Strawberries were planted back in December, and as I drive around the Salinas and Pajaro growing areas I can see the transplants peeking their heads out of the plastic.

Despite the constant rotation of crops in the valley, growers here are also dealing with the constant headaches of overregulation.

There are huge battles going on in our area right now related to formation of groundwater management agencies, access to more water resources, cleaning out the overgrowth in the Salinas River and, once again, it's the time of year to readdress the Central Coast ag discharge waiver.

It's also time to start updating food safety plans in preparation for third-party audits—Leafy Greens Marketing Agreement and private party.

So, unlike farmers and ranchers in other parts of the state experiencing an El Niño winter and now having time to work on equipment in preparation for the coming year, growers in the Salinas Valley are in the fields and offices, busier than ever.

It's sad that this is what it has come to—there is no "offseason" due to the demands of regulatory compliance. But, with an ever increasing population and demand for safe fruits and vegetables, we'll continue to find ways to deal with the burdens and continue to be proud to claim that "My Job Depends on Ag!"

By Dan Errotabere, Fresno County diversified farmer

We are working as much as we can between rainfalls, which has been nice to see for a change. The garlic looks very good, as do the garbanzo beans that were planted early. The wheat is looking pretty good too. It is about four inches high right now. It is always nice to see rainfall rather than irrigation to bring the wheat up. Rainfall doesn't have much salt, and the wheat really responds to rainfall.

There is a lot going on around here right now. Bees will be coming into almonds throughout the region in the next week or so. We are pruning pistachios as well as some of our winegrapes. Tomato seeds are being delivered to the transplant folks, and later on we will be planting those.

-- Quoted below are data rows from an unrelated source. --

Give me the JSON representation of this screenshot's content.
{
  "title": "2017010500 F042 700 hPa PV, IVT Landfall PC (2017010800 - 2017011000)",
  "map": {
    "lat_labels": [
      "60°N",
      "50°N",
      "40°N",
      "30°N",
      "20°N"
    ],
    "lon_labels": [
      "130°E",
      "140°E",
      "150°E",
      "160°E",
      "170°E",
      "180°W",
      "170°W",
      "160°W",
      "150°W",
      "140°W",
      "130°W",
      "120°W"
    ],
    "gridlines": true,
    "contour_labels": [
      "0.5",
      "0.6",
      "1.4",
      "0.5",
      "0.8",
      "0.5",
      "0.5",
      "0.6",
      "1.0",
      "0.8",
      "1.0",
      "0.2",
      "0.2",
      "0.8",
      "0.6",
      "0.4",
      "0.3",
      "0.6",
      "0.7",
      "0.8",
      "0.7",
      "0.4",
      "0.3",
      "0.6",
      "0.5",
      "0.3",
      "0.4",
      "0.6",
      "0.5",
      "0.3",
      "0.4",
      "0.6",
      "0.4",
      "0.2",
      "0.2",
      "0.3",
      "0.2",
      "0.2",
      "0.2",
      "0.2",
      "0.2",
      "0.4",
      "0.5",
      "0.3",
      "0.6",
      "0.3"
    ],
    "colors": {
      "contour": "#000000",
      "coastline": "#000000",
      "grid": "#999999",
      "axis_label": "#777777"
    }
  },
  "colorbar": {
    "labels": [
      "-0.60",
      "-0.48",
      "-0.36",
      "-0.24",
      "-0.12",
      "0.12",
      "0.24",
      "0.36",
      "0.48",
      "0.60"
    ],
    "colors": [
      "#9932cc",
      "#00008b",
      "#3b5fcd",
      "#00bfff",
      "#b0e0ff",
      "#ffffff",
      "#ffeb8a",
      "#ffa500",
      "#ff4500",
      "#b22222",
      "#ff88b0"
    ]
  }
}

We did fallow some of our fields in 2015 and we will be doing it again this year. The primary reason for fallowing is because of the inability of getting water deliveries. This will be a year when we will probably have above-normal rainfall, but with the reservoirs being so empty, it is going to take a while for them to fill up before there is any overage.

Unless we stay pretty wet, water deliveries will be a big challenge.